Sugar prices collapsed from a 20-year high of 19 cents a lb in early 2006 to about 9 cents in mid-2007, mainly because of higher production in India, the world's biggest sugar producer after Brazil.
"The fundamentals are bearish, but the investment funds are active and they consider sugar undervalued," ISO Executive Director Peter Baron told Reuters in an interview on the sidelines of the Asia International Sugar Conference in Mumbai.
Buoyed by hedge fund buying, prices hit a 19-month high of 15 cents a lb in early March but dropped on March 20 to an 11-week low of around 11 cents as funds pulled out.
Prices have recovered now to around 12 cents after small investment funds started to buy. "There is a justification for funds to go for sugar as they believe the commodity is undervalued. Funds are keeping the market at reasonable levels," Baron said, adding they would continue investing in the commodity for the foreseeable future.
He said funds have also started investing in production facilities in Brazil and they have no plans to exit in the near term. "Had funds not been investing in sugar, prices would have been much, much lower due to oversupply in world markets," Baron said.

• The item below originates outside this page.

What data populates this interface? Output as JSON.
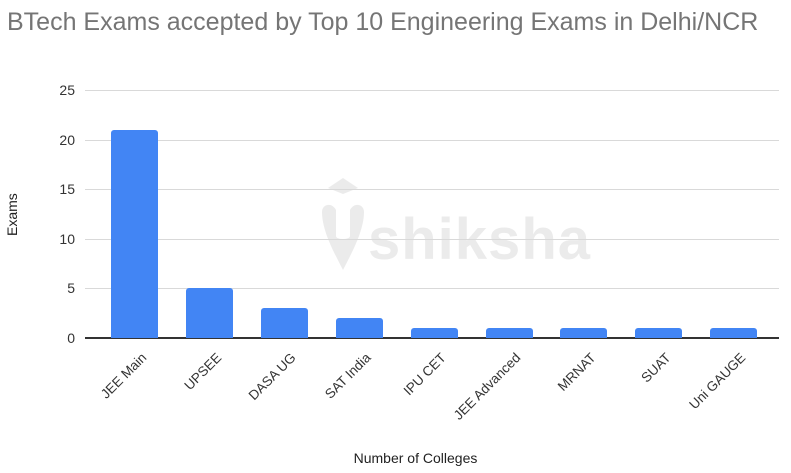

The ISO in February revised down its forecast for a global sugar surplus in 2007/08 to 9.3 million tonnes from a previous prediction of 11.1 million tonnes made in November.

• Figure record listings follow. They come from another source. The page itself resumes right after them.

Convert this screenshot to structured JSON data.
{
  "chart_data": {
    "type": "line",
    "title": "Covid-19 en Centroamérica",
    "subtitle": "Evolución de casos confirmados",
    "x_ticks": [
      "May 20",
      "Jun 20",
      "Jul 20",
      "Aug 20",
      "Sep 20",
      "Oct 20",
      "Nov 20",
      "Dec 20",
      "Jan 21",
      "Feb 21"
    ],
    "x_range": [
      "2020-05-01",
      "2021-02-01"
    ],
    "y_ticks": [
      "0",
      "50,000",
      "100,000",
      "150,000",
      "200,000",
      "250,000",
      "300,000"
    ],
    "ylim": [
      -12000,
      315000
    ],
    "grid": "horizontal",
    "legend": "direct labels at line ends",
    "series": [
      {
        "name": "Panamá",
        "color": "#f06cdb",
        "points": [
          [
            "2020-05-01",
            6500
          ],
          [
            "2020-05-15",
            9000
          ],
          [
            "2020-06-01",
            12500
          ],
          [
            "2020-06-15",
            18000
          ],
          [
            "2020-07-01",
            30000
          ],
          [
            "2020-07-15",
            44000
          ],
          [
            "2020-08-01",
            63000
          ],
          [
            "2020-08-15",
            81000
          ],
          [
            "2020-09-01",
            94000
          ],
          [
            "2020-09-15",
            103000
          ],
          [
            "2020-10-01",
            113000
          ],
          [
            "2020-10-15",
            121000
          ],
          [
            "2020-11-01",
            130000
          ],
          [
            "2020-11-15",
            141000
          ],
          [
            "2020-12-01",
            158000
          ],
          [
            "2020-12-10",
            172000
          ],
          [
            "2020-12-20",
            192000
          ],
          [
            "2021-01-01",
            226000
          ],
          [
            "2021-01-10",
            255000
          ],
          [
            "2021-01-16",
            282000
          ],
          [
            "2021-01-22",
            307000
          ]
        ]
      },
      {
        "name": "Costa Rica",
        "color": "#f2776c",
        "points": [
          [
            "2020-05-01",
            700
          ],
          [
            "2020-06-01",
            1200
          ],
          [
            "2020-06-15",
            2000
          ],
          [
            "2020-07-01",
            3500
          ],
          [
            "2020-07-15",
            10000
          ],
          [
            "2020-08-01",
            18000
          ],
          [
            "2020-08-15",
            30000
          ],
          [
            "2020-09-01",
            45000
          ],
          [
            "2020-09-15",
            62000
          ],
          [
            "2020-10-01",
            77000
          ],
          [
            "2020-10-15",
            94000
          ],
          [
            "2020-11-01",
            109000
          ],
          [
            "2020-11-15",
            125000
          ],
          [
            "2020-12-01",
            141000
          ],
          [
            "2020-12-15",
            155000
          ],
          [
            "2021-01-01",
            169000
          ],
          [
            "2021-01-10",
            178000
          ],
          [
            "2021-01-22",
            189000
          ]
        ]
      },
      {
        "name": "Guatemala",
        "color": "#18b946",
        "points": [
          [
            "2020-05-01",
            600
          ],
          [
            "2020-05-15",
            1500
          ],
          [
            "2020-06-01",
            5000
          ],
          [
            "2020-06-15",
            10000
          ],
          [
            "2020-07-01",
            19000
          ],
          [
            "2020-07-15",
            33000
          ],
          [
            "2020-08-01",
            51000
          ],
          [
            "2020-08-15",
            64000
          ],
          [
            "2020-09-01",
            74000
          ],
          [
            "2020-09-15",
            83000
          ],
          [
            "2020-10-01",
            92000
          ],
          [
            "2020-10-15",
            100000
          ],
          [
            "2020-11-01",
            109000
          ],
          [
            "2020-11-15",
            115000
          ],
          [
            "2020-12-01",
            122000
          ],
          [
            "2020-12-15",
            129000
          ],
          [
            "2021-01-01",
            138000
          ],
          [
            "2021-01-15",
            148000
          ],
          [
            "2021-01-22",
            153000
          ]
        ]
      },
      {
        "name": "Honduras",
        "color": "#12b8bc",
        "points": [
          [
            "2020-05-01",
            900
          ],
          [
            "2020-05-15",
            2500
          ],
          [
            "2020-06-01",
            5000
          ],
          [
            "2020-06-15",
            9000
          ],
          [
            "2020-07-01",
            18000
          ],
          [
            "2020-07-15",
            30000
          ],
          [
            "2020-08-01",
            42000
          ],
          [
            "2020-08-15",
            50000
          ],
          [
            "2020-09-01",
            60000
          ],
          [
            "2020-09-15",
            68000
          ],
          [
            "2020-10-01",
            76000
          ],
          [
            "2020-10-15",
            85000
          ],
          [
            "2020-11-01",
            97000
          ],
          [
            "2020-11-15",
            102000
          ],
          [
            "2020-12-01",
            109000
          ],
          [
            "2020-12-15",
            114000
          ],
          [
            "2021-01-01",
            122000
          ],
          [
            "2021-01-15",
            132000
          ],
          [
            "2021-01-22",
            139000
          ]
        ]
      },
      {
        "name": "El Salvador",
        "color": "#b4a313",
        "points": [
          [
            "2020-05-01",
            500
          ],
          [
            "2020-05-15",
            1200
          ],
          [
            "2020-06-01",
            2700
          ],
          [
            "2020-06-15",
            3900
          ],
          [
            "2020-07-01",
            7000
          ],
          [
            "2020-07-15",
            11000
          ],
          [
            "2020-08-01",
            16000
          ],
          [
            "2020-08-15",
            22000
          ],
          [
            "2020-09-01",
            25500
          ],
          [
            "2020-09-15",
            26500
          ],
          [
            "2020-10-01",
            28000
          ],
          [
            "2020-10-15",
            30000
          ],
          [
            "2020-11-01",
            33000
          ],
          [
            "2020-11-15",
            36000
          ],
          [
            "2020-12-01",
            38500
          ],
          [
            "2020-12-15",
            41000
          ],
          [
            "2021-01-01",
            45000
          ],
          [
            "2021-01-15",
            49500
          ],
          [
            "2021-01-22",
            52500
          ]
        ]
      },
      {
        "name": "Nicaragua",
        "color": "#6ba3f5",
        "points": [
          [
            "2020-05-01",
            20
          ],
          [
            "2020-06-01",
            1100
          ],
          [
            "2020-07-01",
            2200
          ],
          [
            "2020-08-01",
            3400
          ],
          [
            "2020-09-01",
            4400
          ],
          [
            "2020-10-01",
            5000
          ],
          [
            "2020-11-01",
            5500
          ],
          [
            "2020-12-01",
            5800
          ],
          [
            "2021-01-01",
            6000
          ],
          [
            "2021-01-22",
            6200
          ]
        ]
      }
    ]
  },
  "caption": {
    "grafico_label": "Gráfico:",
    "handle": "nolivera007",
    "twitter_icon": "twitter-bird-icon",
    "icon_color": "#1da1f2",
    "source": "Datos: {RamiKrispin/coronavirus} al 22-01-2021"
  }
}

World sugar production is expected to be 168.4 million tonnes this year, while consumption is estimated at 159.1 million tonnes, he said. "But we are headed for a balanced sugar market next year as more sugarcane will be diverted for ethanol production in Brazil and India will produce less," he said, adding India's production this year was expected to be slightly higher than the current estimates of around 26 million tonnes.